The Billboard
Doctor Judd
Cincinnati: 10 September 1904


The Drama Before and After the Civil War.

  The few remaining actors who trod the theatre boards far back in the early or middle part of the last century can recall with the deepest pleasure the days that have gone, although those days were often fraught with hardship and deprivations which few actors of today can recognize. But since those days years have gone swiftly by, and have brought wondrous changes. Could the old actors of the fifties then have fallen into a Rip Van Winkle sleep, and awaken today, no amount of evidence would convince them that this is the same country they knew and over which they perambulated in the long ago. In no time or country in the world have such wondrous changes taken place in so short a space of time. The old halls have given place to the modern opera houses that have sprung up like mushrooms all over the country.

  The most successful and popular American play that was being produced on our stage before and after the Civil War and even to this day, was Uncle Tom's Cabin.

  The Howard family were the first of the old school actors to play this piece. They staged the adaptation which had been made from Mrs. Stowe's book by Geo. L. Altken. They opened with it in Troy, New York where it had a run of over three months. From there they took it to the National Theatre in New York, where they gave their first performance on July 18, 1853. After the New York run, they took the play entour.

  George C. Howard acted St. Clair, and he made an ideal southern planter. On and off the stage he invariably wore a black broadcloth frock coat with brass buttons, and he always had on lavender trousers. So, when he was around the hotels and on the streets of the towns where he was playing, people who had seen him at the theatre would recognize him at once and would say, "There goes Eva's father." Mrs. Howard was Topsy, and there has never been any one yet to equal her in the character. Little Cordelia, her daughter, was a born actress. I have never seen anything more natural and beautiful than the way in which she played little Eva. She required no training for it: it came natural to her. Many a time I have seen a big crowd following her when she was out on the streets or at the stores shopping with her mother. They wanted to get a peep at little Eva with her long, golden hair.

  The rest of the cast had in it Green C. Germon, who acted Uncle Tom; Geo. L. Fox, who afterwards became the famous pantomimist, Humpty Dumpty, played Phineas Fletcher; his brother, Charles K. Fox, took the part of that droll individual, Gumption Cute. George Harris was played by Samuel M. Siple, and Eliza, by Mrs. W. G. Jones. N. B. Clark was Simon Legree. W. J. La Moyne, who was with the Howard family when they first produced the play at Troy, created and acted the part of Deacon Perry.

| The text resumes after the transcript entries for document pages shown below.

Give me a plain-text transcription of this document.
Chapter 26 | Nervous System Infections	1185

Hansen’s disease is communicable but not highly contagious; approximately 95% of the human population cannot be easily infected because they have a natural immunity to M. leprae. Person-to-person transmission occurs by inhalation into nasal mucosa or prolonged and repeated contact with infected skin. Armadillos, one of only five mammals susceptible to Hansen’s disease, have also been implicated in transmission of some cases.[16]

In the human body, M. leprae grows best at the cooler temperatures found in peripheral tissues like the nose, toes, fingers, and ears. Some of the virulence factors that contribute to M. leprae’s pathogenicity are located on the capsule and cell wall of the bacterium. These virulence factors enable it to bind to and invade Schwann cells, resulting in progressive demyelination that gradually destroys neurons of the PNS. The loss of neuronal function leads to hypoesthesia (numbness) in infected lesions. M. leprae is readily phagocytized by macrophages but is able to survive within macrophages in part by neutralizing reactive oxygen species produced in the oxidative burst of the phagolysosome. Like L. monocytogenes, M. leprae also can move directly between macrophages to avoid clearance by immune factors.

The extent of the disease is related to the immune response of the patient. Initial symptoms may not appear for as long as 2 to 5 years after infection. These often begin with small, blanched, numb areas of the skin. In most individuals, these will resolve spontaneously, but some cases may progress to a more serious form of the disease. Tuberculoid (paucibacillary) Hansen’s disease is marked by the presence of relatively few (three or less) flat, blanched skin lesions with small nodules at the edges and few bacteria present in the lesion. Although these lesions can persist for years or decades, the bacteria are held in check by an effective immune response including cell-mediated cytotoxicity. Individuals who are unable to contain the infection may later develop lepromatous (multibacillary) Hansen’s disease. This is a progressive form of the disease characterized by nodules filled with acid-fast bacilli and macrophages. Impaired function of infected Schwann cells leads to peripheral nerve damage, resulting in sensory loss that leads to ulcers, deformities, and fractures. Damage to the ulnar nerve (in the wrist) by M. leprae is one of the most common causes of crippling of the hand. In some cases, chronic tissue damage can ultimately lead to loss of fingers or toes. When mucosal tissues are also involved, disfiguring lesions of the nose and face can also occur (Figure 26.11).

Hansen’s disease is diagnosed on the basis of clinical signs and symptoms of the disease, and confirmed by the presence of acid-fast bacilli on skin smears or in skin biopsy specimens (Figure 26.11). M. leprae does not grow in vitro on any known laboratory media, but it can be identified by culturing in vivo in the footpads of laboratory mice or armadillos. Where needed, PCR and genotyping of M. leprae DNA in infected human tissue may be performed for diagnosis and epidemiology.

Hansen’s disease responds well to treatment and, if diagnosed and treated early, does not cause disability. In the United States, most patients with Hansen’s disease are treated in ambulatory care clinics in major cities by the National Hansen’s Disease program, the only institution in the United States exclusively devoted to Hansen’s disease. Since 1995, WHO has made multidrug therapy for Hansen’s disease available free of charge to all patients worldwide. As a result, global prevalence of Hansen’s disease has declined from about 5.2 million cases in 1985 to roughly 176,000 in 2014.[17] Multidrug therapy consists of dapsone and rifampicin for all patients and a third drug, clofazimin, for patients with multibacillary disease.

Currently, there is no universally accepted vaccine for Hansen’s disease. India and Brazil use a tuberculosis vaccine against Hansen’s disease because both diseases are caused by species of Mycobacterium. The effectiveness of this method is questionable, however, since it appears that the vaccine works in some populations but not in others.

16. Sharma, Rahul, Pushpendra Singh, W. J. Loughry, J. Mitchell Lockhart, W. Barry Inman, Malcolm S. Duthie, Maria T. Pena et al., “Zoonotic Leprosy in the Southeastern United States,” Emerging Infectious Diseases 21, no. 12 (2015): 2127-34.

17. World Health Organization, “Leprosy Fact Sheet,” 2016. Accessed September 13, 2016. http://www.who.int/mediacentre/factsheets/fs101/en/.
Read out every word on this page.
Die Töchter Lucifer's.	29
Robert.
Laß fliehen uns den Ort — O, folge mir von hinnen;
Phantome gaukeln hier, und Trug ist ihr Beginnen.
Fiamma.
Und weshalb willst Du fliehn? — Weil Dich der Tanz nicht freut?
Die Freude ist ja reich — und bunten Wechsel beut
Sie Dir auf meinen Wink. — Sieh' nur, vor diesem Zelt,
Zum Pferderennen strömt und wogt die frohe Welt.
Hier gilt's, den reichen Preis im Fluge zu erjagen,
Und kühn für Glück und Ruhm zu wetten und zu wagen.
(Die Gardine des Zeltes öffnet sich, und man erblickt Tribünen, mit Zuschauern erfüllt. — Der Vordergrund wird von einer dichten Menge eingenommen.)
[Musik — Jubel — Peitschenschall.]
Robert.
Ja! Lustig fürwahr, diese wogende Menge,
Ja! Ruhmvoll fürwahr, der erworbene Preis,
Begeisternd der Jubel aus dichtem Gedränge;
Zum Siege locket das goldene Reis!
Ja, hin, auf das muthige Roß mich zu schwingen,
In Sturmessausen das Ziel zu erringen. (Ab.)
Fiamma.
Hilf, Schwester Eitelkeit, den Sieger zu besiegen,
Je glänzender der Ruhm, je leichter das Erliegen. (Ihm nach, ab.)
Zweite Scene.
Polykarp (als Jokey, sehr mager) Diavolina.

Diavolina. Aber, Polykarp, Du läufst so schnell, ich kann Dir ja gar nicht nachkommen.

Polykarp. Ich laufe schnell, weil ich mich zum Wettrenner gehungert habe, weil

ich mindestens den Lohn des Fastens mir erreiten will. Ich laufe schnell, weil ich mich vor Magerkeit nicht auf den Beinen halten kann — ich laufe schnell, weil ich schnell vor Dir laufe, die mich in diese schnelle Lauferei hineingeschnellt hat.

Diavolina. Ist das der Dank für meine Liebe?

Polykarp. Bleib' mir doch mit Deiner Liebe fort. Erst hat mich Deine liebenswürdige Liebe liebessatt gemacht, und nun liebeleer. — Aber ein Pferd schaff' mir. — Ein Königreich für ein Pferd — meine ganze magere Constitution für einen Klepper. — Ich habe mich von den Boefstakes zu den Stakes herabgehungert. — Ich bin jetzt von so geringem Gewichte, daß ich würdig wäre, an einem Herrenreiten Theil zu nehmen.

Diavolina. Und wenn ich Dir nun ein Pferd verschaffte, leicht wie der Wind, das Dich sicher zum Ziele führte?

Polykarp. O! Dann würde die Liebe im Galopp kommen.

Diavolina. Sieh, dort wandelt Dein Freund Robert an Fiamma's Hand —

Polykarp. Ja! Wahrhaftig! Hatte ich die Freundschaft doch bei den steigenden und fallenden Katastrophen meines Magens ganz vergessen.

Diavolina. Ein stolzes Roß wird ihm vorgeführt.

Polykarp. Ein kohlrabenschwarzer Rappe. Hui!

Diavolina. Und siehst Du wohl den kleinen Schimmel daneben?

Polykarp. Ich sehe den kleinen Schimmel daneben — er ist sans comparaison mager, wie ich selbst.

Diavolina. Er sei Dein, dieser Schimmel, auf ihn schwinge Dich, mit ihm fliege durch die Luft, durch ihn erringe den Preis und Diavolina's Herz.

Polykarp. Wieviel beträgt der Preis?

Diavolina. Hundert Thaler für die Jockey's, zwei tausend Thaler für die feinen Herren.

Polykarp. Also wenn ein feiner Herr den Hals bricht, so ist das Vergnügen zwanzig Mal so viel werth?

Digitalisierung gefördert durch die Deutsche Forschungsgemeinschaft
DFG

  On returning from England the Howards played Uncle Tom in St. Louis and Cincinnati. A few of the southern towns wouldn’t tolerate the piece. It was performed in Baltimore, but Washington had to be avoided for fear of a riot. The pleadings of little Eva were listened to in many a case where some had come intending to interrupt and disturb the performance. Many slave owners having pet slaves beheld the play and went away wondering if slavery was just the thing. Managers in many cases were afraid to book the play at their theatres. Even the Howards’ first appearance in New York had been accomplished with difficulty, owing to the timidity of the various playhouses.